Vintage Sleaze Contemporary entry number 41 is an interview with Dr. Chauntelle Anne Tibbals, author and sociologist.
The best chance encounters occur not in dingy bars anymore, they happen on the web. One of the best we have had lately is bumping into Chauntelle Anne Tibbals, Ph.D. Doctor of Sociology and one of those adventurous scholars not content to spend ALL their time in the library. Dr. Tibbals studies adult entertainment. That’s right… her fieldwork is smut! Not only is it her chosen specialty, she excels at it – lectures on it, researches and writes papers and books on it… and tries hard to maintain her scientific objectivity the whole time.
Always grasping for legitimacy, I immediately reached out through the cyber wall to interview the author and scholar. We are pleased to have Dr. Chauntelle Anne Tibbals as number 41 in the Vintage Sleaze CONTEMPORARY series. Make sure to see the links to her blog, her fascinating (and hilarious) ebooks series “You Study What?” available for the Kindle and the additional links to her sites below.
Gosh. You have selected a curious area of specialty. Can you share briefly the events in your life that led to studying porn and the adult industry?
Oh my, well… Put really briefly: born and raised in Los Angeles. Attended UCLA for undergrad, then decided to pursue an MA in Sociology at Cal State Northridge (CSUN). CSUN is right in the middle of the San Fernando Valley, which is the global hub of porn production.

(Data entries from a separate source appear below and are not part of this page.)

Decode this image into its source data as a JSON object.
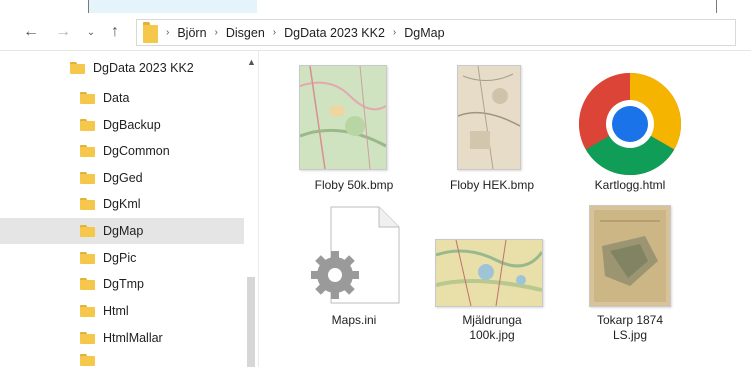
{
  "window": {
    "title": "DgMap"
  },
  "address": {
    "crumbs": [
      "Björn",
      "Disgen",
      "DgData 2023 KK2",
      "DgMap"
    ]
  },
  "sidebar": {
    "items": [
      {
        "label": "DgData 2023 KK2",
        "selected": false
      },
      {
        "label": "Data",
        "selected": false
      },
      {
        "label": "DgBackup",
        "selected": false
      },
      {
        "label": "DgCommon",
        "selected": false
      },
      {
        "label": "DgGed",
        "selected": false
      },
      {
        "label": "DgKml",
        "selected": false
      },
      {
        "label": "DgMap",
        "selected": true
      },
      {
        "label": "DgPic",
        "selected": false
      },
      {
        "label": "DgTmp",
        "selected": false
      },
      {
        "label": "Html",
        "selected": false
      },
      {
        "label": "HtmlMallar",
        "selected": false
      }
    ]
  },
  "files": [
    {
      "name": "Floby 50k.bmp",
      "icon": "map-thumbnail"
    },
    {
      "name": "Floby HEK.bmp",
      "icon": "map-thumbnail"
    },
    {
      "name": "Kartlogg.html",
      "icon": "chrome-icon"
    },
    {
      "name": "Maps.ini",
      "icon": "settings-file-icon"
    },
    {
      "name": "Mjäldrunga 100k.jpg",
      "name_lines": [
        "Mjäldrunga",
        "100k.jpg"
      ],
      "icon": "map-thumbnail"
    },
    {
      "name": "Tokarp 1874 LS.jpg",
      "name_lines": [
        "Tokarp 1874",
        "LS.jpg"
      ],
      "icon": "map-thumbnail"
    }
  ],
  "colors": {
    "selection": "#e5e5e5",
    "folder": "#f5c84c",
    "accent": "#0078d4"
  }
}
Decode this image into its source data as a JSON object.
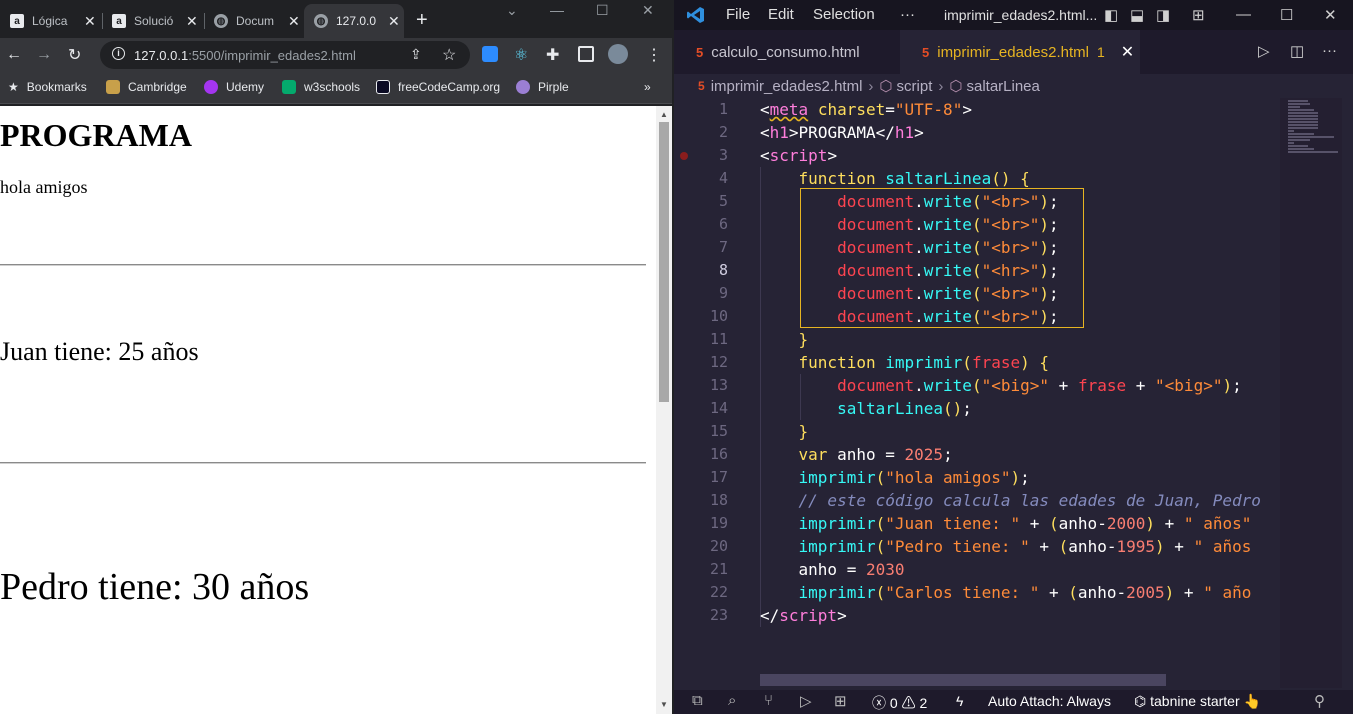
{
  "browser": {
    "tabs": [
      {
        "title": "Lógica",
        "favicon": "a"
      },
      {
        "title": "Solució",
        "favicon": "a"
      },
      {
        "title": "Docum",
        "favicon": "globe"
      },
      {
        "title": "127.0.0",
        "favicon": "globe"
      }
    ],
    "address": {
      "host": "127.0.0.1",
      "path": ":5500/imprimir_edades2.html"
    },
    "bookmarks": [
      "Bookmarks",
      "Cambridge",
      "Udemy",
      "w3schools",
      "freeCodeCamp.org",
      "Pirple"
    ],
    "page": {
      "heading": "PROGRAMA",
      "line1": "hola amigos",
      "big1": "Juan tiene: 25 años",
      "big2": "Pedro tiene: 30 años"
    }
  },
  "vscode": {
    "menu": [
      "File",
      "Edit",
      "Selection",
      "···"
    ],
    "window_title": "imprimir_edades2.html...",
    "tabs": [
      {
        "label": "calculo_consumo.html",
        "active": false
      },
      {
        "label": "imprimir_edades2.html",
        "active": true,
        "badge": "1"
      }
    ],
    "breadcrumb": [
      "imprimir_edades2.html",
      "script",
      "saltarLinea"
    ],
    "line_numbers": [
      "1",
      "2",
      "3",
      "4",
      "5",
      "6",
      "7",
      "8",
      "9",
      "10",
      "11",
      "12",
      "13",
      "14",
      "15",
      "16",
      "17",
      "18",
      "19",
      "20",
      "21",
      "22",
      "23"
    ],
    "current_line": "8",
    "status": {
      "errors": "0",
      "warnings": "2",
      "auto_attach": "Auto Attach: Always",
      "tabnine": "tabnine starter"
    }
  }
}
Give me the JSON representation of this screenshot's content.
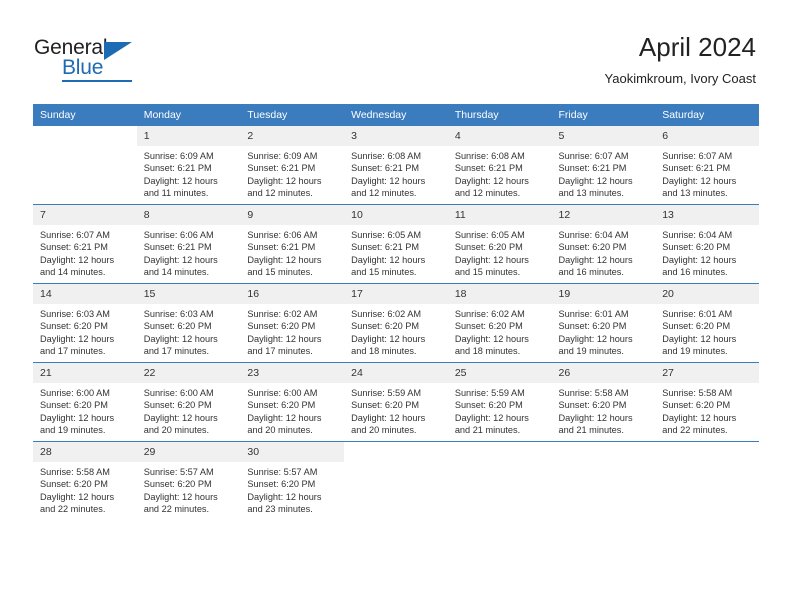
{
  "logo": {
    "word1": "General",
    "word2": "Blue",
    "triangle_color": "#1d6cb3",
    "text_color": "#231f20"
  },
  "header": {
    "title": "April 2024",
    "subtitle": "Yaokimkroum, Ivory Coast"
  },
  "theme": {
    "header_blue": "#3b7cbf",
    "daynum_band": "#f0f0f0",
    "text": "#333333"
  },
  "weekday_headers": [
    "Sunday",
    "Monday",
    "Tuesday",
    "Wednesday",
    "Thursday",
    "Friday",
    "Saturday"
  ],
  "weeks": [
    [
      {
        "day": "",
        "sunrise": "",
        "sunset": "",
        "daylight": ""
      },
      {
        "day": "1",
        "sunrise": "Sunrise: 6:09 AM",
        "sunset": "Sunset: 6:21 PM",
        "daylight": "Daylight: 12 hours and 11 minutes."
      },
      {
        "day": "2",
        "sunrise": "Sunrise: 6:09 AM",
        "sunset": "Sunset: 6:21 PM",
        "daylight": "Daylight: 12 hours and 12 minutes."
      },
      {
        "day": "3",
        "sunrise": "Sunrise: 6:08 AM",
        "sunset": "Sunset: 6:21 PM",
        "daylight": "Daylight: 12 hours and 12 minutes."
      },
      {
        "day": "4",
        "sunrise": "Sunrise: 6:08 AM",
        "sunset": "Sunset: 6:21 PM",
        "daylight": "Daylight: 12 hours and 12 minutes."
      },
      {
        "day": "5",
        "sunrise": "Sunrise: 6:07 AM",
        "sunset": "Sunset: 6:21 PM",
        "daylight": "Daylight: 12 hours and 13 minutes."
      },
      {
        "day": "6",
        "sunrise": "Sunrise: 6:07 AM",
        "sunset": "Sunset: 6:21 PM",
        "daylight": "Daylight: 12 hours and 13 minutes."
      }
    ],
    [
      {
        "day": "7",
        "sunrise": "Sunrise: 6:07 AM",
        "sunset": "Sunset: 6:21 PM",
        "daylight": "Daylight: 12 hours and 14 minutes."
      },
      {
        "day": "8",
        "sunrise": "Sunrise: 6:06 AM",
        "sunset": "Sunset: 6:21 PM",
        "daylight": "Daylight: 12 hours and 14 minutes."
      },
      {
        "day": "9",
        "sunrise": "Sunrise: 6:06 AM",
        "sunset": "Sunset: 6:21 PM",
        "daylight": "Daylight: 12 hours and 15 minutes."
      },
      {
        "day": "10",
        "sunrise": "Sunrise: 6:05 AM",
        "sunset": "Sunset: 6:21 PM",
        "daylight": "Daylight: 12 hours and 15 minutes."
      },
      {
        "day": "11",
        "sunrise": "Sunrise: 6:05 AM",
        "sunset": "Sunset: 6:20 PM",
        "daylight": "Daylight: 12 hours and 15 minutes."
      },
      {
        "day": "12",
        "sunrise": "Sunrise: 6:04 AM",
        "sunset": "Sunset: 6:20 PM",
        "daylight": "Daylight: 12 hours and 16 minutes."
      },
      {
        "day": "13",
        "sunrise": "Sunrise: 6:04 AM",
        "sunset": "Sunset: 6:20 PM",
        "daylight": "Daylight: 12 hours and 16 minutes."
      }
    ],
    [
      {
        "day": "14",
        "sunrise": "Sunrise: 6:03 AM",
        "sunset": "Sunset: 6:20 PM",
        "daylight": "Daylight: 12 hours and 17 minutes."
      },
      {
        "day": "15",
        "sunrise": "Sunrise: 6:03 AM",
        "sunset": "Sunset: 6:20 PM",
        "daylight": "Daylight: 12 hours and 17 minutes."
      },
      {
        "day": "16",
        "sunrise": "Sunrise: 6:02 AM",
        "sunset": "Sunset: 6:20 PM",
        "daylight": "Daylight: 12 hours and 17 minutes."
      },
      {
        "day": "17",
        "sunrise": "Sunrise: 6:02 AM",
        "sunset": "Sunset: 6:20 PM",
        "daylight": "Daylight: 12 hours and 18 minutes."
      },
      {
        "day": "18",
        "sunrise": "Sunrise: 6:02 AM",
        "sunset": "Sunset: 6:20 PM",
        "daylight": "Daylight: 12 hours and 18 minutes."
      },
      {
        "day": "19",
        "sunrise": "Sunrise: 6:01 AM",
        "sunset": "Sunset: 6:20 PM",
        "daylight": "Daylight: 12 hours and 19 minutes."
      },
      {
        "day": "20",
        "sunrise": "Sunrise: 6:01 AM",
        "sunset": "Sunset: 6:20 PM",
        "daylight": "Daylight: 12 hours and 19 minutes."
      }
    ],
    [
      {
        "day": "21",
        "sunrise": "Sunrise: 6:00 AM",
        "sunset": "Sunset: 6:20 PM",
        "daylight": "Daylight: 12 hours and 19 minutes."
      },
      {
        "day": "22",
        "sunrise": "Sunrise: 6:00 AM",
        "sunset": "Sunset: 6:20 PM",
        "daylight": "Daylight: 12 hours and 20 minutes."
      },
      {
        "day": "23",
        "sunrise": "Sunrise: 6:00 AM",
        "sunset": "Sunset: 6:20 PM",
        "daylight": "Daylight: 12 hours and 20 minutes."
      },
      {
        "day": "24",
        "sunrise": "Sunrise: 5:59 AM",
        "sunset": "Sunset: 6:20 PM",
        "daylight": "Daylight: 12 hours and 20 minutes."
      },
      {
        "day": "25",
        "sunrise": "Sunrise: 5:59 AM",
        "sunset": "Sunset: 6:20 PM",
        "daylight": "Daylight: 12 hours and 21 minutes."
      },
      {
        "day": "26",
        "sunrise": "Sunrise: 5:58 AM",
        "sunset": "Sunset: 6:20 PM",
        "daylight": "Daylight: 12 hours and 21 minutes."
      },
      {
        "day": "27",
        "sunrise": "Sunrise: 5:58 AM",
        "sunset": "Sunset: 6:20 PM",
        "daylight": "Daylight: 12 hours and 22 minutes."
      }
    ],
    [
      {
        "day": "28",
        "sunrise": "Sunrise: 5:58 AM",
        "sunset": "Sunset: 6:20 PM",
        "daylight": "Daylight: 12 hours and 22 minutes."
      },
      {
        "day": "29",
        "sunrise": "Sunrise: 5:57 AM",
        "sunset": "Sunset: 6:20 PM",
        "daylight": "Daylight: 12 hours and 22 minutes."
      },
      {
        "day": "30",
        "sunrise": "Sunrise: 5:57 AM",
        "sunset": "Sunset: 6:20 PM",
        "daylight": "Daylight: 12 hours and 23 minutes."
      },
      {
        "day": "",
        "sunrise": "",
        "sunset": "",
        "daylight": ""
      },
      {
        "day": "",
        "sunrise": "",
        "sunset": "",
        "daylight": ""
      },
      {
        "day": "",
        "sunrise": "",
        "sunset": "",
        "daylight": ""
      },
      {
        "day": "",
        "sunrise": "",
        "sunset": "",
        "daylight": ""
      }
    ]
  ]
}
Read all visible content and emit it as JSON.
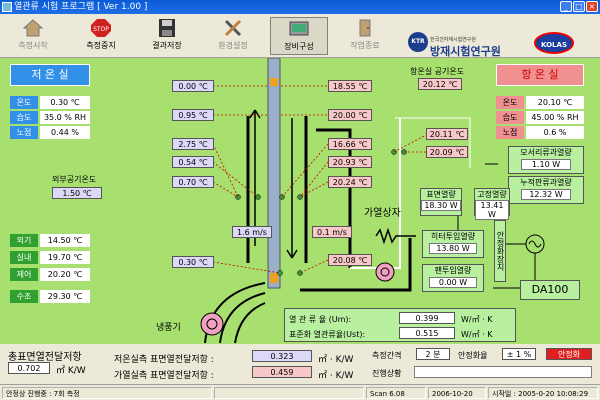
{
  "window": {
    "title": "열관류 시험 프로그램 [ Ver 1.00 ]"
  },
  "toolbar": {
    "buttons": [
      {
        "label": "측정시작"
      },
      {
        "label": "측정중지",
        "icon_text": "STOP"
      },
      {
        "label": "결과저장"
      },
      {
        "label": "환경설정"
      },
      {
        "label": "장비구성"
      },
      {
        "label": "작업종료"
      }
    ],
    "logo_sub": "한국건자재시험연구원",
    "logo_main": "방재시험연구원",
    "logo2_text": "KOLAS"
  },
  "cold": {
    "title": "저 온 실",
    "rows": [
      {
        "label": "온도",
        "value": "0.30 ℃"
      },
      {
        "label": "습도",
        "value": "35.0 % RH"
      },
      {
        "label": "노점",
        "value": "0.44 %"
      }
    ],
    "outside_label": "외부공기온도",
    "outside_value": "1.50 ℃",
    "fan_rows": [
      {
        "label": "외기",
        "value": "14.50 ℃"
      },
      {
        "label": "실내",
        "value": "19.70 ℃"
      },
      {
        "label": "제어",
        "value": "20.20 ℃"
      },
      {
        "label": "수조",
        "value": "29.30 ℃"
      }
    ],
    "fan_label": "냉풍기"
  },
  "hot": {
    "title": "항 온 실",
    "air_label": "항온실 공기온도",
    "air_value": "20.12 ℃",
    "rows": [
      {
        "label": "온도",
        "value": "20.10 ℃"
      },
      {
        "label": "습도",
        "value": "45.00 % RH"
      },
      {
        "label": "노점",
        "value": "0.6 %"
      }
    ]
  },
  "specimen": {
    "left_temps": [
      "0.00 ℃",
      "0.95 ℃",
      "2.75 ℃",
      "0.54 ℃",
      "0.70 ℃",
      "0.30 ℃"
    ],
    "right_top": "18.55 ℃",
    "right_mid": "20.00 ℃",
    "inner_temps": [
      "16.66 ℃",
      "20.93 ℃",
      "20.24 ℃"
    ],
    "right_bottom": "20.08 ℃",
    "wind_left": "1.6 m/s",
    "wind_right": "0.1 m/s",
    "box_temps": [
      "20.11 ℃",
      "20.09 ℃"
    ],
    "box_label": "가열상자"
  },
  "power": {
    "surface_label": "표면열량",
    "surface_value": "18.30 W",
    "fixed_label": "고정열량",
    "fixed_value": "13.41 W",
    "monitor_label": "모서리류과열량",
    "monitor_value": "1.10 W",
    "edge_label": "누적판류과열량",
    "edge_value": "12.32 W",
    "heater_label": "히터투입열량",
    "heater_value": "13.80 W",
    "fan_label": "팬투입열량",
    "fan_value": "0.00 W",
    "ctrl_label": "안정화장치",
    "da_label": "DA100"
  },
  "flux": {
    "row1_label": "열 관 류 율 (Um):",
    "row1_value": "0.399",
    "row1_unit": "W/㎡ · K",
    "row2_label": "표준화 열관류율(Ust):",
    "row2_value": "0.515",
    "row2_unit": "W/㎡ · K"
  },
  "bottom": {
    "total_label": "총표면열전달저항",
    "total_value": "0.702",
    "total_unit": "㎡ K/W",
    "cold_res_label": "저온실측 표면열전달저항 :",
    "cold_res_value": "0.323",
    "cold_res_unit": "㎡ · K/W",
    "hot_res_label": "가열실측 표면열전달저항 :",
    "hot_res_value": "0.459",
    "hot_res_unit": "㎡ · K/W",
    "interval_label": "측정간격",
    "interval_value": "2 분",
    "stable_label": "안정화율",
    "stable_value": "± 1 %",
    "stable_btn": "안정화",
    "state_label": "진행상황"
  },
  "status": {
    "left": "안정상 진행중 : 7회 측정",
    "count": "Scan 6.08",
    "date": "2006-10-20",
    "start": "시작일 : 2005-0-20 10:08:29"
  },
  "colors": {
    "panel": "#a8e070",
    "blue": "#3390e8",
    "pink": "#f09090",
    "lavender": "#dcd8f8"
  }
}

While working on my MA, I started getting really into feminist-informed scholarship about gender, sexualities, work, and sex work… but I was finding nothing but “porn is horrible, both as a media form and for women”-type perspectives. There was no consideration of adult entertainment as a culturally significant space that impacted all humans in a complex, multi-faceted manner.
Meanwhile, I was also then in my early 20s, out living life in this porn-tropolis region of LA, which looked and felt exactly like any other “regular” place. I couldn’t conceive of the organized and systematic exploitation and abuse I was reading about, nor could I imagine such an intricate plot occurring without some sort of socio-cultural subsidization – how could all this stuff be happening right there in the Valley where I was going to grad school?!! And how could it all be happening by force? How did these pornographers FORCE people to be involved in the production and consumption (e.g. viewing) of their evilness? (such were the nature of my questions back then haha)
Reality was: they couldn’t. Porn production was and is a legal industry. And though it’s certainly not perfect (nothing is), porn doesn’t exist without the “support” of social actors. I was starting to figure this out, but nothing I was reading engaged these ideas. So though I had not even one single contact or direct connection to the adult industry in those days, my instincts told me things could not be as one-sided as they seemed. I decided to get a Ph.D. in Sociology (I went to UT Austin – hook ‘em!!) and study the adult industry workplace as a varied and complex sociological case… and here I am today.